Evet, normal bir bakış açısıyla bu olağanüstü bir olay olabilir ama bu hadisenin de peygamberlerin diğer mucizeleri gibi (Hz. İsa (a.s) tarafından ölülerin diriltilmesi, Hz. Salih (a.s) tarafından devenin dağın arasından çıkartılması) olağanüstü sayıldığını ama Allah’ın izniyle herkesin önünde vuku bulduğunu ve gerçekleştiğini belirtmemiz gerekir. Burada şu noktanın belirtilmesi zorunludur: Tur dağının İsrailoğulları başı üzerine kaldırılmasının niteliğini betimleme bağlamında bir gurup müfessir Allah’ın emri ile dağın yerinden söküldüğüne ve bir gölgelik gibi onların başının üzerinde durduğuna inanmaktadır.[4] Bu görüş şu âyetten iktibas edilmiştir:
“Hani dağı sanki bir gölgelikmiş gibi onların üstüne kaldırmıştık da üzerlerine düşecek sanmışlardı. (Onlara:) “Size verdiğimiz Kitab’a sımsıkı sarılın ve onun içindekileri hatırlayın ki, Allah’a karşı gelmekten sakınasınız” demiştik.”[5]

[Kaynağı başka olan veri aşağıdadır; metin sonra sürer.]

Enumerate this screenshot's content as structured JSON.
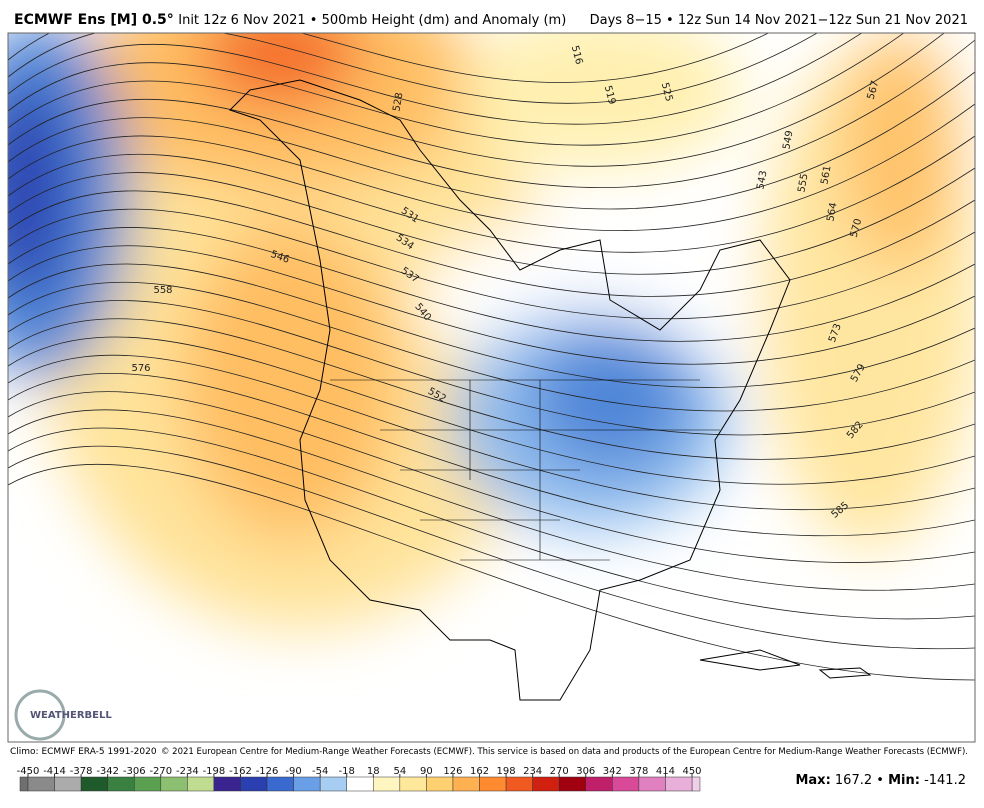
{
  "header": {
    "title_bold": "ECMWF Ens [M] 0.5°",
    "title_rest": "Init 12z 6 Nov 2021 • 500mb Height (dm) and Anomaly (m)",
    "valid": "Days 8−15 • 12z Sun 14 Nov 2021−12z Sun 21 Nov 2021"
  },
  "contour_labels": [
    "516",
    "519",
    "525",
    "528",
    "531",
    "534",
    "537",
    "540",
    "543",
    "546",
    "549",
    "552",
    "555",
    "558",
    "561",
    "564",
    "567",
    "570",
    "573",
    "576",
    "579",
    "582",
    "585"
  ],
  "logo": "WEATHERBELL",
  "footer": {
    "climo": "Climo: ECMWF ERA-5 1991-2020",
    "copyright": "© 2021 European Centre for Medium-Range Weather Forecasts (ECMWF). This service is based on data and products of the European Centre for Medium-Range Weather Forecasts (ECMWF)."
  },
  "colorbar": {
    "ticks": [
      -450,
      -414,
      -378,
      -342,
      -306,
      -270,
      -234,
      -198,
      -162,
      -126,
      -90,
      -54,
      -18,
      18,
      54,
      90,
      126,
      162,
      198,
      234,
      270,
      306,
      342,
      378,
      414,
      450
    ],
    "colors": [
      "#8a8a8a",
      "#ababab",
      "#1e5a2a",
      "#3a8040",
      "#5aa050",
      "#8cc070",
      "#c0dc90",
      "#3a2590",
      "#2a40b0",
      "#3a6ad0",
      "#6a9ee6",
      "#a8cdf2",
      "#ffffff",
      "#fff5c0",
      "#ffe89a",
      "#ffd070",
      "#ffb050",
      "#ff8a30",
      "#f05a20",
      "#d02010",
      "#a00010",
      "#c0206a",
      "#d84a98",
      "#e080c0",
      "#e8b0d8"
    ]
  },
  "stats": {
    "max_label": "Max:",
    "max": 167.2,
    "separator": "•",
    "min_label": "Min:",
    "min": -141.2
  }
}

Elbette bu hadisenin detayları hakkında başka ihtimaller de dile getirilmiştir; örneğin dağda şiddetli bir depremin olduğu, dağın büyük bir sarsıntı geçirdiği, dağın eteklerinde olan fertlerin, onun yüksek kısımlarının gölgesini başlarının üzerinde gördükleri, her an onun kendi başları üzerine düşeceğini sandıkları ama depremin ilahi lütuf sayesinde dindiği ve dağın kendi yerine oturduğu söylenmiştir.[6]

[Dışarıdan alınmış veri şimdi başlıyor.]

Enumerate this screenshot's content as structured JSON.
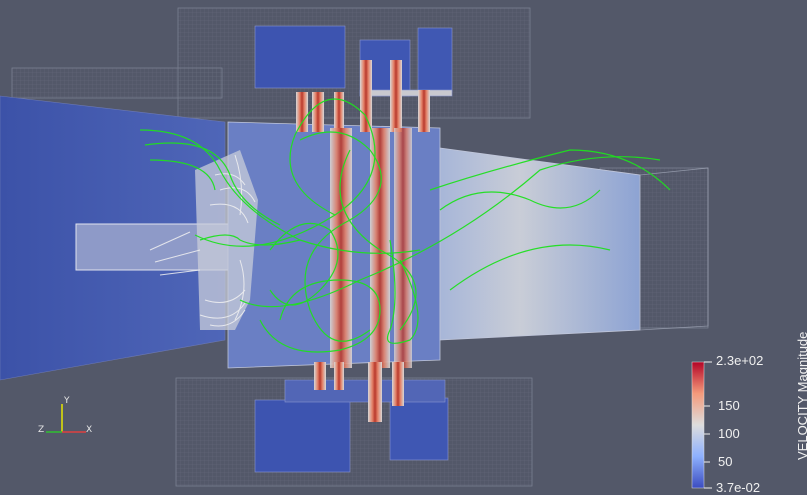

Şu ihtimal de mevcuttur: Allah’ın emriyle dağın büyük bir parçası şiddetli bir deprem ve sarsıntıyla yerinden sökülmüş ve onların başı üzerinden geçmiş ve onlar bir anlığına onu kendi başları üzerinde görmüş ve onun kendi üzerlerine düşeceğini sanmışlardır.[7] Göründüğü kadarıyla dile getirilen bazı betimleme ve açıklamalar kendi muhataplarına bu ilahi mucizenin o kadar da hayret edilecek ve olağanüstü bir şey olmadığı ve insan aklının ölçüleriyle uyuştuğunu söyleme hedefini gütmektedir. Biz aklen muhal olan bütün konuların hiçbir açıklamaya gerek duymaksızın yüce Allah’ın kudret alanına gireceğine ve bir mucizenin detaylarını betimlemede sadece şer’i deliller veya aklî kesin kriterlerden yararlanılması gerektiğine inanıyoruz.
[1] Maide, 12. âyet.
[2] Bakara, 63, Nisa, 154, Â’raf 171. âyet.
[3] Mekarim Şirazî, Nâsır, Tefsir-i Numûne, c. 1, s. 294, Daru’l-Kitabu’l-İslamiye, Tahran, h.ş. 1374.

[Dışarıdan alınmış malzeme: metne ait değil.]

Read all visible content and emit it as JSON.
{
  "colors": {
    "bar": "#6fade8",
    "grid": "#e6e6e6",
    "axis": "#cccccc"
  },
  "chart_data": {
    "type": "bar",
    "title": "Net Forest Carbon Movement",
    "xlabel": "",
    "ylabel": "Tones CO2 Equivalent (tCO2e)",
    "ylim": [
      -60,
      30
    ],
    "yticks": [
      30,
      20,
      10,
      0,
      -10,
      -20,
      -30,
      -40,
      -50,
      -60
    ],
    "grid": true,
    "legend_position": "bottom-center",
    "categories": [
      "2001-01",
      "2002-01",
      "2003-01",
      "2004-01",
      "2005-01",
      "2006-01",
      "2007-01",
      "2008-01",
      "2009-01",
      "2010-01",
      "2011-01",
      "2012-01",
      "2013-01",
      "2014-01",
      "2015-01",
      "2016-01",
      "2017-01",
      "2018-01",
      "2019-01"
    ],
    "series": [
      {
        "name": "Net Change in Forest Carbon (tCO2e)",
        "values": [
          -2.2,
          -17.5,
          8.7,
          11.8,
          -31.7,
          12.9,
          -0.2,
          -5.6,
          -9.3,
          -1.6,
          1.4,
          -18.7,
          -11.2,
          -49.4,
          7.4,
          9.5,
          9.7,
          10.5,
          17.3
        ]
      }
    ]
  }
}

[4] Tabersİ, Fazl bin Hasan, Mecmeu’l-Beyan fi Tefsiri’l-Kur’an, c. 4, s. 764, (Â’raf Sûresi 171. âyetin bölümünde), İntişarat-ı Nasır Hüsrev, Tahran, h.ş. 1372.
[5] Â’raf, 171. âyet.
[6] Reşit Rıza, Tefsir-i el-Menar, konu olan âyetin bahsinde, Tefsir-i Numûne’den iktibas, c. 1, s. 294.
[7] Mekarim Şirazî, Nâsır, Tefsir-i Numûne, c. 1, s. 294, Daru’l-Kitabu’l-İslamiye, Tahran, h.ş. 1374.